Teach Amanda Fish

(the title and this paragraph were added a few minutes later)

Me and my wife (the geekette) have discovered for the third time, the 80s TV shows are more enjoyable if relived only in memory.  We recently got MacGyver on Netflix, where he taught a runaway teenager how to fish with a gum wrapper.  She took MacGyver to her place, and he ended up paying for her college education.

When I was working for min wage, i could go to Stater’s market and get lunch for less than a buck. A can of generic soda, an apple, and a granola bar. total about 70 cents. Not much of a lunch, but i think of this when i see people buy their Starbucks with a credit card.

I was thinking about visiting the cigar shop nearby, all i have left in the humidor is nice stuff, and i just wanted a little pleasure puff. Sarah said i would just hafta rely on her for that. I told her she was too hard to get lit.

When The Man brought the used engine back for me to put in the Buick, he reminded me of a puppy excitedly bringing a muddy slobbery tennis ball back to his owner.

Cars are becoming so reliable and well performing that people are taking advantage of it. Their driving is becoming less reliable and of lower performance.

We have a Wii. We have probably more Wii games than some video stores. i don’t know how that happened since i only purchased one. Ive noticed they have a formula like cheap novels: your introduced to an environment, your given a problem, then taken for a ride, and you never finish it.

From our community 30 foot garbage bin, Ive noticed: The larger the garbage containment facility provided, the larger the pile of garbage is right next to it.

I used to go to “sport cuts” for my hair. Why is it the better looking the stylist is, the worst job they do? I gave the 45 year old latino a $5 tip on a 10 cut the first time, i didn’t bother tipping the leggy blond the last time. I think i know what a cat handled by a 3 year old would feel like now.

8 Responses to “Teach Amanda Fish”

  1. Can you tell me who did your layout? I’ve been looking for one kind of like yours. Thank you.

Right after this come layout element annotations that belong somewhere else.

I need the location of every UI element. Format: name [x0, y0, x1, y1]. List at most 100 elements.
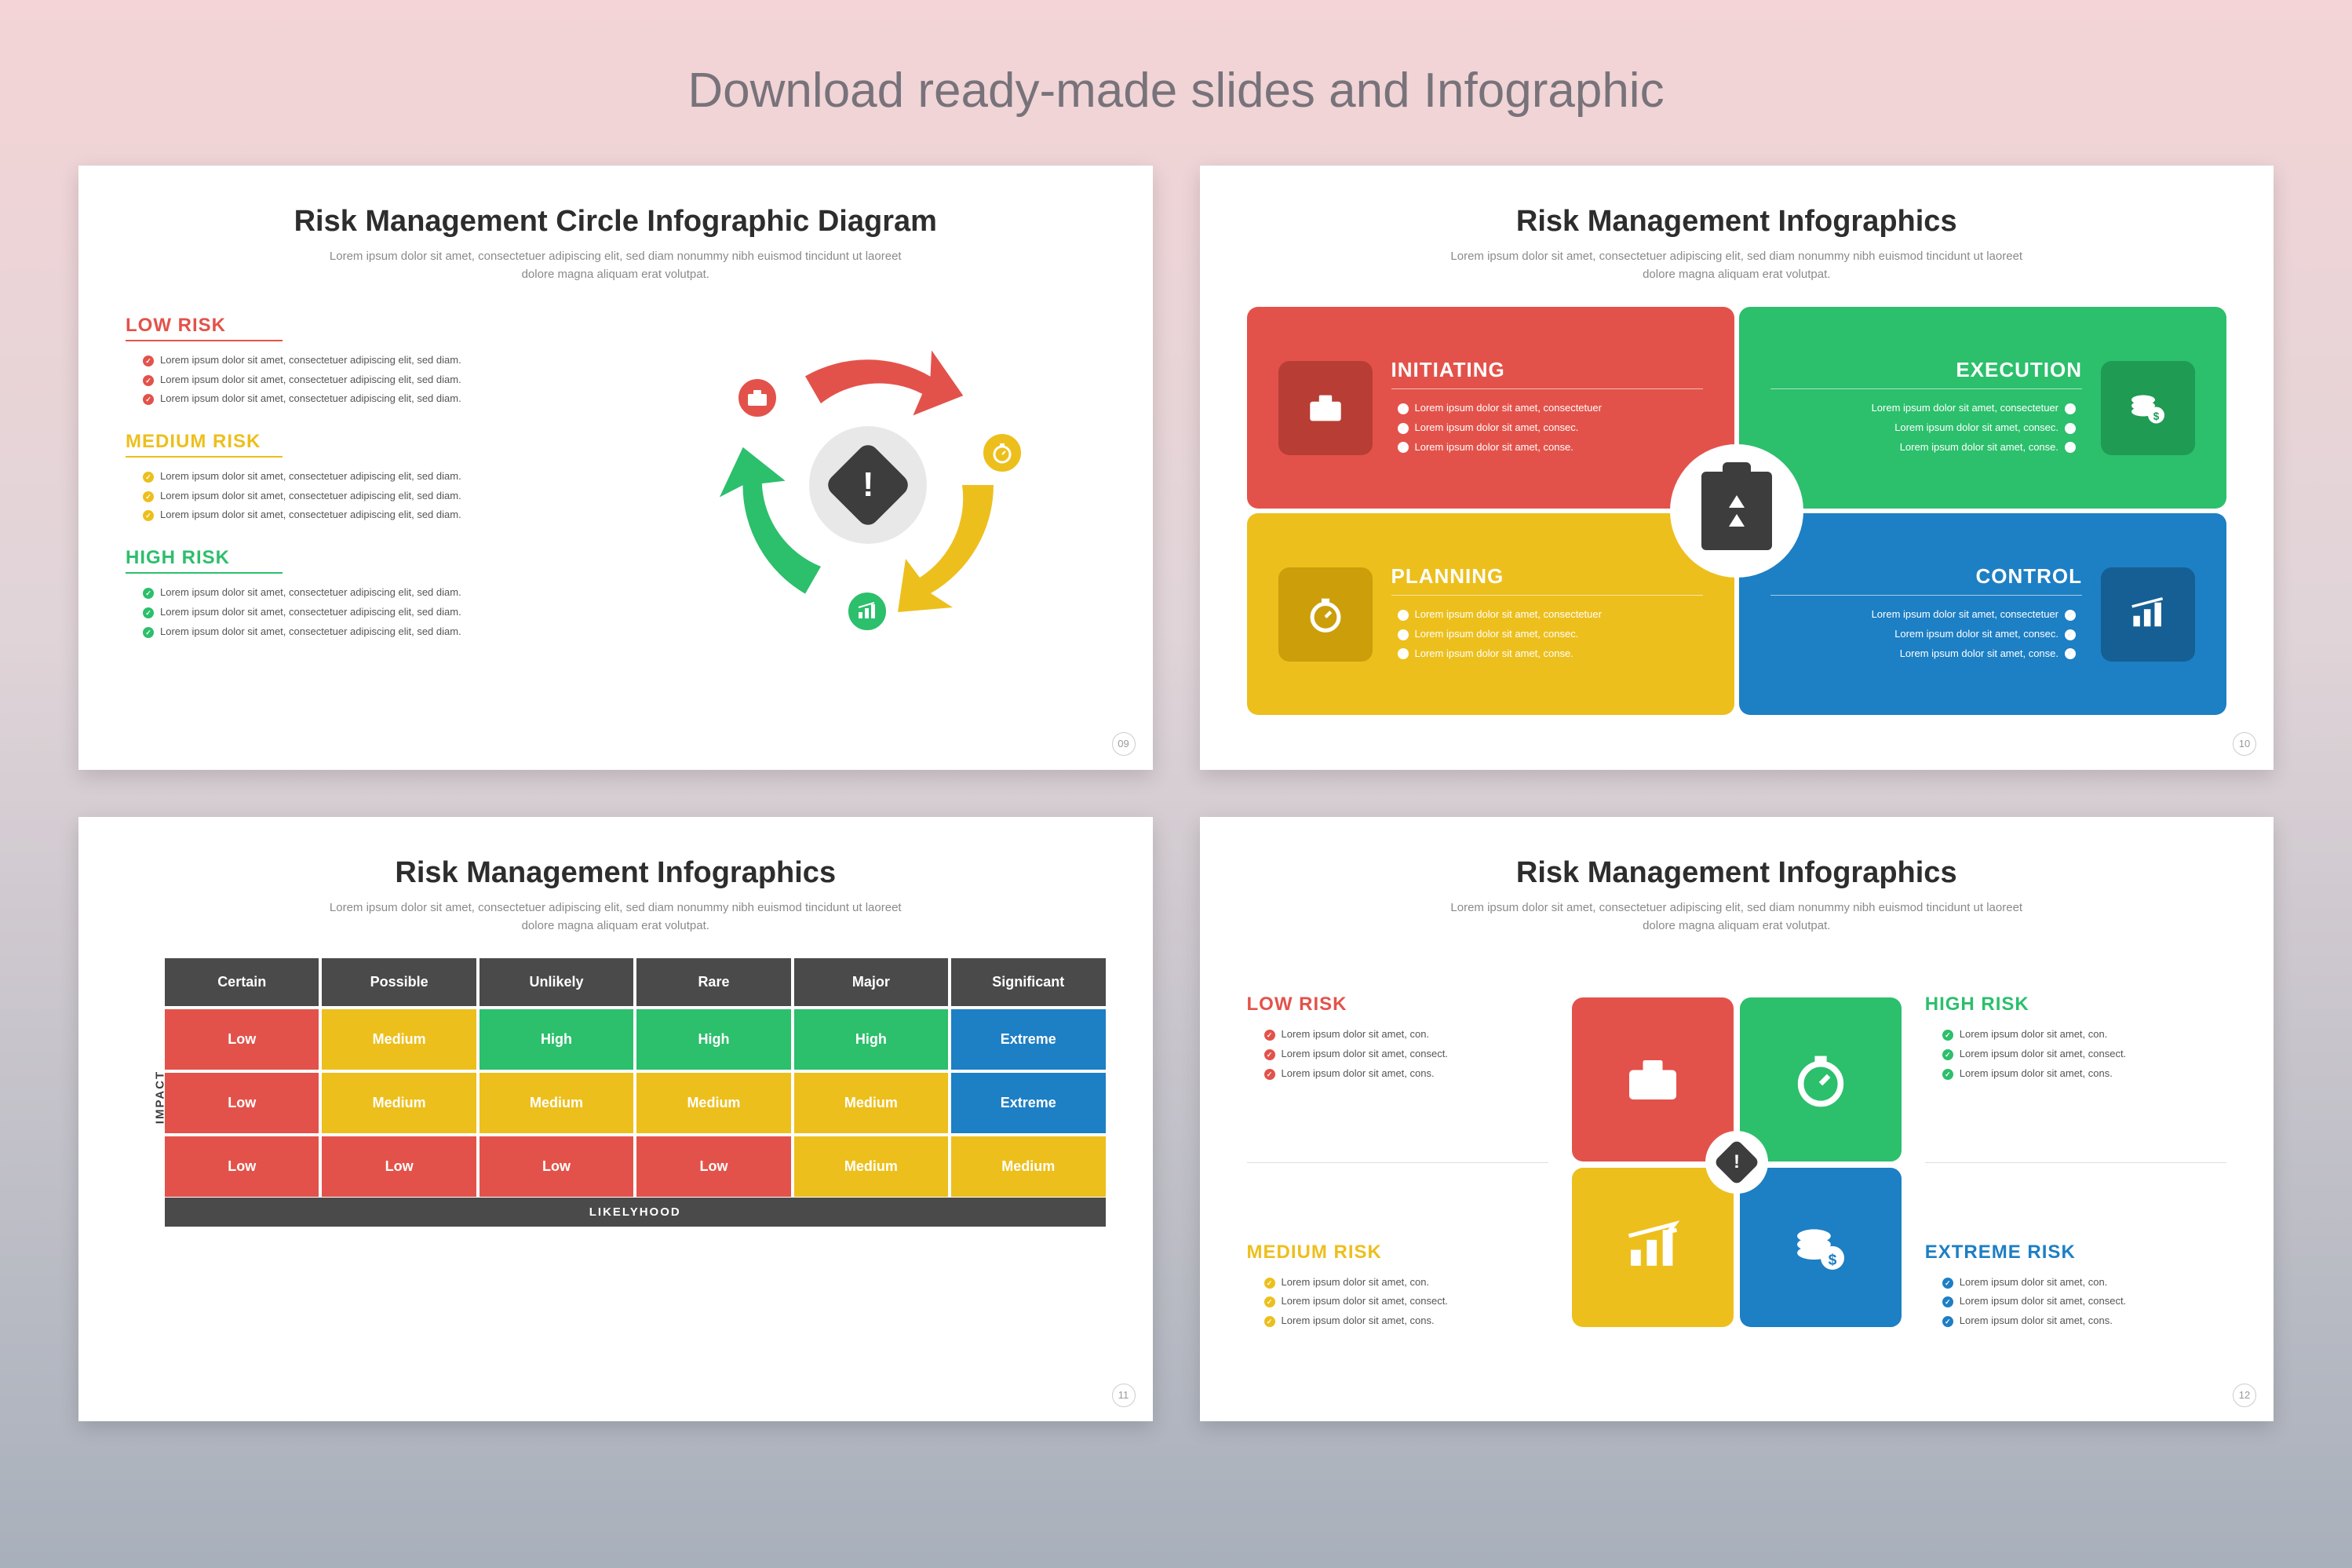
quad-line: ✓Lorem ipsum dolor sit amet, conse.	[1391, 438, 1703, 458]
risk-line: ✓Lorem ipsum dolor sit amet, cons.	[1925, 1311, 2226, 1331]
quad-line: ✓Lorem ipsum dolor sit amet, consec.	[1391, 625, 1703, 644]
risk-line: ✓Lorem ipsum dolor sit amet, cons.	[1247, 1064, 1548, 1084]
risk-label: MEDIUM RISK	[1247, 1242, 1548, 1264]
risk-item: MEDIUM RISK ✓Lorem ipsum dolor sit amet, …	[1247, 1242, 1548, 1331]
risk-line: ✓Lorem ipsum dolor sit amet, consect.	[1247, 1045, 1548, 1064]
svg-text:$: $	[1828, 1252, 1836, 1268]
matrix-cell: Low	[480, 1136, 633, 1197]
risk-label: HIGH RISK	[1925, 994, 2226, 1016]
quad-planning: PLANNING ✓Lorem ipsum dolor sit amet, co…	[1247, 513, 1734, 715]
risk-item: LOW RISK ✓Lorem ipsum dolor sit amet, con…	[126, 315, 600, 409]
matrix-cell: High	[480, 1009, 633, 1070]
risk-line: ✓Lorem ipsum dolor sit amet, cons.	[1925, 1064, 2226, 1084]
risk-item: HIGH RISK✓Lorem ipsum dolor sit amet, co…	[126, 547, 600, 641]
matrix-cell: Medium	[636, 1073, 790, 1133]
matrix-cell: Medium	[480, 1073, 633, 1133]
page-title: Download ready-made slides and Infograph…	[78, 63, 2274, 119]
risk-line: ✓Lorem ipsum dolor sit amet, consect.	[1925, 1045, 2226, 1064]
axis-likelihood: LIKELYHOOD	[165, 1198, 1106, 1227]
risk-line: ✓Lorem ipsum dolor sit amet, con.	[1247, 1273, 1548, 1293]
matrix-cell: Low	[636, 1136, 790, 1197]
slide1-title: Risk Management Circle Infographic Diagr…	[126, 205, 1106, 239]
quad-line: Lorem ipsum dolor sit amet, conse.✓	[1770, 644, 2082, 664]
quad-line: ✓Lorem ipsum dolor sit amet, conse.	[1391, 644, 1703, 664]
quad-control: CONTROL Lorem ipsum dolor sit amet, cons…	[1739, 513, 2226, 715]
risk-line: ✓Lorem ipsum dolor sit amet, consect.	[1247, 1292, 1548, 1311]
risk-matrix: CertainPossibleUnlikelyRareMajorSignific…	[165, 958, 1106, 1197]
risk-item: LOW RISK ✓Lorem ipsum dolor sit amet, con…	[1247, 994, 1548, 1083]
quad-label: INITIATING	[1391, 358, 1703, 389]
slide3-title: Risk Management Infographics	[126, 856, 1106, 890]
quad-line: Lorem ipsum dolor sit amet, consec.✓	[1770, 418, 2082, 438]
page-number: 10	[2233, 732, 2256, 756]
clipboard-icon	[1670, 444, 1803, 578]
risk-line: ✓Lorem ipsum dolor sit amet, consectetue…	[126, 583, 600, 603]
stopwatch-icon	[1740, 997, 1902, 1161]
matrix-cell: Medium	[951, 1136, 1105, 1197]
circle-diagram: !	[703, 320, 1033, 650]
quad-initiating: INITIATING ✓Lorem ipsum dolor sit amet, …	[1247, 307, 1734, 509]
slide-2: Risk Management Infographics Lorem ipsum…	[1200, 166, 2274, 770]
slide-grid: Risk Management Circle Infographic Diagr…	[78, 166, 2274, 1421]
matrix-cell: Low	[322, 1136, 476, 1197]
matrix-cell: High	[636, 1009, 790, 1070]
center-exclaim-icon: !	[1705, 1131, 1768, 1194]
quad-label: EXECUTION	[1770, 358, 2082, 389]
risk-line: ✓Lorem ipsum dolor sit amet, consectetue…	[126, 351, 600, 370]
slide-4: Risk Management Infographics Lorem ipsum…	[1200, 817, 2274, 1421]
slide-3: Risk Management Infographics Lorem ipsum…	[78, 817, 1153, 1421]
svg-text:$: $	[2153, 410, 2160, 422]
matrix-cell: Medium	[322, 1009, 476, 1070]
risk-line: ✓Lorem ipsum dolor sit amet, consectetue…	[126, 389, 600, 409]
matrix-cell: High	[794, 1009, 948, 1070]
chart-icon	[1572, 1168, 1734, 1327]
axis-impact: IMPACT	[154, 1070, 167, 1124]
center-exclaim-icon: !	[809, 426, 927, 544]
matrix-cell: Medium	[322, 1073, 476, 1133]
risk-label: MEDIUM RISK	[126, 431, 283, 458]
quad-squares: $ !	[1572, 997, 1902, 1327]
risk-line: ✓Lorem ipsum dolor sit amet, consectetue…	[126, 603, 600, 622]
slide4-subtitle: Lorem ipsum dolor sit amet, consectetuer…	[1439, 899, 2035, 935]
briefcase-icon	[1572, 997, 1734, 1161]
risk-line: ✓Lorem ipsum dolor sit amet, con.	[1247, 1025, 1548, 1045]
quad-line: Lorem ipsum dolor sit amet, conse.✓	[1770, 438, 2082, 458]
quad-line: ✓Lorem ipsum dolor sit amet, consectetue…	[1391, 399, 1703, 418]
quad-icon	[1278, 567, 1373, 662]
matrix-header: Unlikely	[480, 958, 633, 1006]
risk-item: MEDIUM RISK ✓Lorem ipsum dolor sit amet, …	[126, 431, 600, 525]
matrix-cell: Medium	[794, 1073, 948, 1133]
risk-label: EXTREME RISK	[1925, 1242, 2226, 1264]
quad-line: ✓Lorem ipsum dolor sit amet, consectetue…	[1391, 605, 1703, 625]
quad-line: Lorem ipsum dolor sit amet, consectetuer…	[1770, 605, 2082, 625]
risk-item: EXTREME RISK ✓Lorem ipsum dolor sit amet,…	[1925, 1242, 2226, 1331]
slide2-title: Risk Management Infographics	[1247, 205, 2227, 239]
risk-line: ✓Lorem ipsum dolor sit amet, con.	[1925, 1273, 2226, 1293]
slide-1: Risk Management Circle Infographic Diagr…	[78, 166, 1153, 770]
quad-line: Lorem ipsum dolor sit amet, consec.✓	[1770, 625, 2082, 644]
matrix-cell: Low	[165, 1136, 319, 1197]
slide3-subtitle: Lorem ipsum dolor sit amet, consectetuer…	[317, 899, 913, 935]
page-number: 09	[1112, 732, 1136, 756]
matrix-cell: Extreme	[951, 1009, 1105, 1070]
risk-line: ✓Lorem ipsum dolor sit amet, consectetue…	[126, 622, 600, 642]
page-number: 11	[1112, 1384, 1136, 1407]
quad-line: ✓Lorem ipsum dolor sit amet, consec.	[1391, 418, 1703, 438]
matrix-cell: Medium	[794, 1136, 948, 1197]
slide2-subtitle: Lorem ipsum dolor sit amet, consectetuer…	[1439, 248, 2035, 283]
coins-icon: $	[1740, 1168, 1902, 1327]
risk-label: LOW RISK	[1247, 994, 1548, 1016]
quad-line: Lorem ipsum dolor sit amet, consectetuer…	[1770, 399, 2082, 418]
slide4-title: Risk Management Infographics	[1247, 856, 2227, 890]
divider	[1247, 1162, 1548, 1163]
quad-icon: $	[2101, 361, 2195, 455]
page-number: 12	[2233, 1384, 2256, 1407]
matrix-cell: Low	[165, 1073, 319, 1133]
quad-execution: $ EXECUTION Lorem ipsum dolor sit amet, …	[1739, 307, 2226, 509]
divider	[1925, 1162, 2226, 1163]
risk-line: ✓Lorem ipsum dolor sit amet, consectetue…	[126, 467, 600, 487]
risk-label: LOW RISK	[126, 315, 283, 341]
risk-line: ✓Lorem ipsum dolor sit amet, consectetue…	[126, 370, 600, 390]
quad-icon	[2101, 567, 2195, 662]
risk-line: ✓Lorem ipsum dolor sit amet, consectetue…	[126, 505, 600, 525]
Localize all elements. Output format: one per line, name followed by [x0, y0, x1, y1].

  2. What, no picture of the haircut??

  3. I’m flabbergasted by the comment about the trash. I’m on the 4th floor of my building and somehow the other residents can get their trash to the trash chute, but they can’t seem to open the door and put the trash INSIDE the chute. As I’m typing this, there’s so much trash next to the chute door, I can’t even see the door anymore! I had to take my trash down to the dumpster in the garage today.

    I don’t understand why someone would make the effort to walk to the trash chute and not dump the trash. After all, that’s the funnest part of the whole process!

  4. A “pleasure puff” can actually kill a woman: http://www.mypleasure.com/education/qanda/questions/1047.asp

  5. Marie: Im a very gentle puffer.

    Doro: is this Dorothy from cal polly?

    Loraine: the haircut is fine, its the veterinarian treatment i disliked.

    Aaron: Its just a wordpress layout called “see you at the beach” modified a bit. My wife Simply-sarah.com does most of the work.

  6. Marie, if he did that I’d be concern that he had been puffing on something else prior and had lost his marbles. A woman is not a balloon. =P

  7. It is indeed Dorothy from Cal Poly! By the way, the trash has been picked up. I’m sure it’ll accumulate again. There’s nothing like the smell of garbage on a hot summer day…

  8. Sarah- I dunno, I look in the mirror and I just gotta ask myself…

    Jason, would you be interested in writing a guest post about toilet paper for my blog?